Iceberg
White · repeat-blooming · Zones 5-9
Unusual smoky blend.
The Cinco de Mayo is a rusty red/lavender floribunda rose valued for its reliable repeat flowering and memorable fragrance. Below you'll find a full profile of Cinco de Mayo — its characteristics, how to grow it, where to use it in the garden, and answers to the questions gardeners ask most.
Cinco de Mayo belongs to the floribunda roses, a class defined by medium blooms carried in large clusters. Where a hybrid tea gives you one perfect flower, a floribunda gives you a whole trussful, which makes it the better choice for sheer garden color.

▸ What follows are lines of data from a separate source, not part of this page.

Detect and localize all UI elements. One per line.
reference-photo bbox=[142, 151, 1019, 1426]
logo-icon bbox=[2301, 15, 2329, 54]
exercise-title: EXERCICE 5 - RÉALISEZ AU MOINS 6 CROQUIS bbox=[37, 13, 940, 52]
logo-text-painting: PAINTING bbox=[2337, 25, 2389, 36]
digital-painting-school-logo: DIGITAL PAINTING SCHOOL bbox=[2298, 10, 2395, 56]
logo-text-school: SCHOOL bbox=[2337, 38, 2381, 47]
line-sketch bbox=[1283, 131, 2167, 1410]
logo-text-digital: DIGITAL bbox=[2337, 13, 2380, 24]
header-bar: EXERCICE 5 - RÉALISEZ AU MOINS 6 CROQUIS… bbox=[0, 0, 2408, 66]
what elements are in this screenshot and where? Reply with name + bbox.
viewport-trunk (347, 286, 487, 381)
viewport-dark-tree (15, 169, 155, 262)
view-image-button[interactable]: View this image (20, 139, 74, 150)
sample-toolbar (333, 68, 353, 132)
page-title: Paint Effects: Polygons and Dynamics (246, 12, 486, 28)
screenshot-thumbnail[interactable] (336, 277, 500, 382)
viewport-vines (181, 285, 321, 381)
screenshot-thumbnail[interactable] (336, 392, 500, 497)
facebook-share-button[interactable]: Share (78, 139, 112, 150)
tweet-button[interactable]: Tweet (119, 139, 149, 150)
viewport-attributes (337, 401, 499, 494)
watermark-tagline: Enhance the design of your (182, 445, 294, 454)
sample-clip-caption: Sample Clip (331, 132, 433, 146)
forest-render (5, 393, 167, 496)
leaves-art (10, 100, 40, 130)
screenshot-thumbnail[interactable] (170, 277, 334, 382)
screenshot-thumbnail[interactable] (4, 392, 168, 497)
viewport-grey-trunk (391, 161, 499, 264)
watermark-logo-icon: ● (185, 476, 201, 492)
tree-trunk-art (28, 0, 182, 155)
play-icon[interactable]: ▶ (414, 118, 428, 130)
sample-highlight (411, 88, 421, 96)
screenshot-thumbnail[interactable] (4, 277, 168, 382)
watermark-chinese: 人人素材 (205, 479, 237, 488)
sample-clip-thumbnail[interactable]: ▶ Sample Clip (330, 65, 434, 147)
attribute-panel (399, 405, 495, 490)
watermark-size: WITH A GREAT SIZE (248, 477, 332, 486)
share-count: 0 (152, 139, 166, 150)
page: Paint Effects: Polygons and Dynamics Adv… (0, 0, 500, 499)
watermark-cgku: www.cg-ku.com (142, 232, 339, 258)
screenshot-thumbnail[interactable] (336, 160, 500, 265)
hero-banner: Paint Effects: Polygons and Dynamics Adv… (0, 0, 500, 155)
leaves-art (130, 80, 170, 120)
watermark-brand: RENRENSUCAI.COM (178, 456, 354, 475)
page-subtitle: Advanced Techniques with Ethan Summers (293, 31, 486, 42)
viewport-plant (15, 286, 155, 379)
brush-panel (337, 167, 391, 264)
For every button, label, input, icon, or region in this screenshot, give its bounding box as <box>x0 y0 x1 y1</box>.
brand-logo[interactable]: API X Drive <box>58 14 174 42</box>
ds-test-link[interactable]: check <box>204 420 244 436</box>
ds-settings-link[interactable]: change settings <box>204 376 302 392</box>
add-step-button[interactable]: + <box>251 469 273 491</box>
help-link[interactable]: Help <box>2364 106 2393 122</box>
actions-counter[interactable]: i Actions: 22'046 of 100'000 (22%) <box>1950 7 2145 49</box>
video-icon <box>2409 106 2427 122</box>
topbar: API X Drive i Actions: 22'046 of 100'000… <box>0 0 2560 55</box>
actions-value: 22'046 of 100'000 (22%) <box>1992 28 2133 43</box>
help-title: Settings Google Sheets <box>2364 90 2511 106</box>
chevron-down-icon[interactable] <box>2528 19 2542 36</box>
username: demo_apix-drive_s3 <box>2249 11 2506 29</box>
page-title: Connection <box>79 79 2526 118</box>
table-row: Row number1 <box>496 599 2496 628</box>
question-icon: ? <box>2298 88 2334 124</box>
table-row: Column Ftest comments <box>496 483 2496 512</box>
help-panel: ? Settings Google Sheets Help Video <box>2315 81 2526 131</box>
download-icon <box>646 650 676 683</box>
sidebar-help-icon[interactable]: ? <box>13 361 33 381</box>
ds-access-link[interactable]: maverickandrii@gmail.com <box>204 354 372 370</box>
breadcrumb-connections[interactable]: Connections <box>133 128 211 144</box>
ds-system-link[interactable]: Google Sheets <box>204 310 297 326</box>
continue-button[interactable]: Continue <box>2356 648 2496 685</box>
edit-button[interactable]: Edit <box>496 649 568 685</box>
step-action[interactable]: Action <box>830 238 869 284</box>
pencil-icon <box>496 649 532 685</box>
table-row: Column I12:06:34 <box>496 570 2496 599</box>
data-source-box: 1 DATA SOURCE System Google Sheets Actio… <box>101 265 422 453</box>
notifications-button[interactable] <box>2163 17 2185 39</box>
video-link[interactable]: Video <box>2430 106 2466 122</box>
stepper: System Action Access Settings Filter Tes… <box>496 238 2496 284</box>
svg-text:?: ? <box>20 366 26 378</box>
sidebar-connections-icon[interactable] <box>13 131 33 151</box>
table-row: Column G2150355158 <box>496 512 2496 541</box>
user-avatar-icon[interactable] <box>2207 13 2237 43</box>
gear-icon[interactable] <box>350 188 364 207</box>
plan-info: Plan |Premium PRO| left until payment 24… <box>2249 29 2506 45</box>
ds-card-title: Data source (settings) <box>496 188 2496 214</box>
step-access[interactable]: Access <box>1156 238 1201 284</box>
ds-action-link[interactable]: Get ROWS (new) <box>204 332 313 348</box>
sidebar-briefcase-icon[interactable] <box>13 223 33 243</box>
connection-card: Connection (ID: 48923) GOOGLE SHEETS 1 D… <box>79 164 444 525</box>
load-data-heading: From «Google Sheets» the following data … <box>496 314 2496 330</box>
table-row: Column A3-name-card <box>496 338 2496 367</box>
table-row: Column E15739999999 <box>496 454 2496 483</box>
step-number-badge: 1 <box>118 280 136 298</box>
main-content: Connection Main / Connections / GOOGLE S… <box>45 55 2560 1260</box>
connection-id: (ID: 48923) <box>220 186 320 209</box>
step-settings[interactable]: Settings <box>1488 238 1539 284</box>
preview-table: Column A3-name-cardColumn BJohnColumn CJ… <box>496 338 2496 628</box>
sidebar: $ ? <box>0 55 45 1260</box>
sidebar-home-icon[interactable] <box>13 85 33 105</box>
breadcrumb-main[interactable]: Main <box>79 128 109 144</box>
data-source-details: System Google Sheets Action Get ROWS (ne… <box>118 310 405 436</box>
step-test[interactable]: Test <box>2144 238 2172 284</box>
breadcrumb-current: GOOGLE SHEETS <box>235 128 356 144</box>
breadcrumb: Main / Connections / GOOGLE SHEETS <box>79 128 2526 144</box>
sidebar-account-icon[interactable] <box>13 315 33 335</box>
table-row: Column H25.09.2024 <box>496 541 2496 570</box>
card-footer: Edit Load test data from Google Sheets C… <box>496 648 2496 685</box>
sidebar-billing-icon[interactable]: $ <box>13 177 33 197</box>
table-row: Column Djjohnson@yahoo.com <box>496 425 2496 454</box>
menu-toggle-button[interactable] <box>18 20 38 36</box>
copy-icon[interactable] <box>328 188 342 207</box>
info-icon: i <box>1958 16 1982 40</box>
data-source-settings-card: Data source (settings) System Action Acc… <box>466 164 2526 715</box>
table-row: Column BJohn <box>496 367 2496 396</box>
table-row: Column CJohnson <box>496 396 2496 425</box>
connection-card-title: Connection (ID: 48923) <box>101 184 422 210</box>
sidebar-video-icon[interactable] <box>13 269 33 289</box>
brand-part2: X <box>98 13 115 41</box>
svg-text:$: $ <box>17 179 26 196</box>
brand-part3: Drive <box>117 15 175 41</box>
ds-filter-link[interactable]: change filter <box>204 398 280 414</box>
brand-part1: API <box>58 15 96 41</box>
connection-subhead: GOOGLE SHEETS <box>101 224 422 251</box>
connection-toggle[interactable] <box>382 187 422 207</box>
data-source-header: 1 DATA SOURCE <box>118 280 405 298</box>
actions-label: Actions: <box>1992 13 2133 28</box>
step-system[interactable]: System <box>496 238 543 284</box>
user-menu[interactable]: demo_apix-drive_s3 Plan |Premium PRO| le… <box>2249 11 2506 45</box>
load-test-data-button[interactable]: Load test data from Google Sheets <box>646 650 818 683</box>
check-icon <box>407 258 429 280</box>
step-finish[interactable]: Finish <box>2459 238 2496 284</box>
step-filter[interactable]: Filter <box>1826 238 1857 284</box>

In flower, Cinco de Mayo is rusty red/lavender and fills the plant with bloom in wave after wave, carrying a moderate, clearly noticeable fragrance. It is hardy across USDA zones 5-9, so it suits a wide range of gardens with the right seasonal care.
Cinco de Mayo makes bushy, compact, well-branched plant, typically around 2.5 to 4 feet tall and 2 to 3 feet wide. The blooms are medium blooms carried in large clusters, medium in size, set against glossy green foliage. Knowing a rose's habit and mature size is the key to placing it well: give Cinco de Mayo room to reach its full spread without crowding its neighbors, which also keeps air moving through the plant and disease at bay.
Plant Cinco de Mayo where it will get at least six hours of direct sun a day in fertile, well-drained soil with good air movement around it. In cold climates, set the graft union — the swollen knob where the variety joins the rootstock — at or just below the soil line; in mild climates, keep it at soil level. Once planted, water deeply and less often to encourage deep, drought-resistant roots.
Cinco de Mayo suits bedding, low hedges, mass plantings, and mixed borders. Mass several plants of one variety for a block of color, edged with catmint, salvia, or lavender. For more ideas, see our guide to companion plants for roses.
Floribundas are generally hardier and more disease-tolerant than hybrid teas. Watch for the usual rose troubles — black spot, powdery mildew, and aphids — and head them off with good air flow, base watering, and a tidy autumn clean-up. See our full guide to rose diseases and pests for identification and treatment.
Cinco de Mayo typically grows about 2.5 to 4 feet tall and 2 to 3 feet wide, forming a bushy, compact, well-branched plant. Its final size depends on your climate and how you prune it.
Yes — Cinco de Mayo has a moderate, clearly noticeable fragrance, and scent is one of the reasons to grow it.
Yes. Cinco de Mayo is a repeat-blooming rose that blooms in repeated flushes from late spring until the first frost, especially if it is deadheaded and fed through the summer.
Cinco de Mayo is hardy in USDA zones 5-9. That range describes the winter cold it can survive; gardeners colder than zone 5 should give it winter protection or grow it in a movable container.
Floribundas are generally hardier and more disease-tolerant than hybrid teas. Give Cinco de Mayo full sun, well-drained soil, and the ordinary seasonal care any rose appreciates, and it is a straightforward rose to grow.
Prune Cinco de Mayo in late winter to an open, outward-facing framework, then deadhead through the season — see our step-by-step guide to pruning roses for the full method.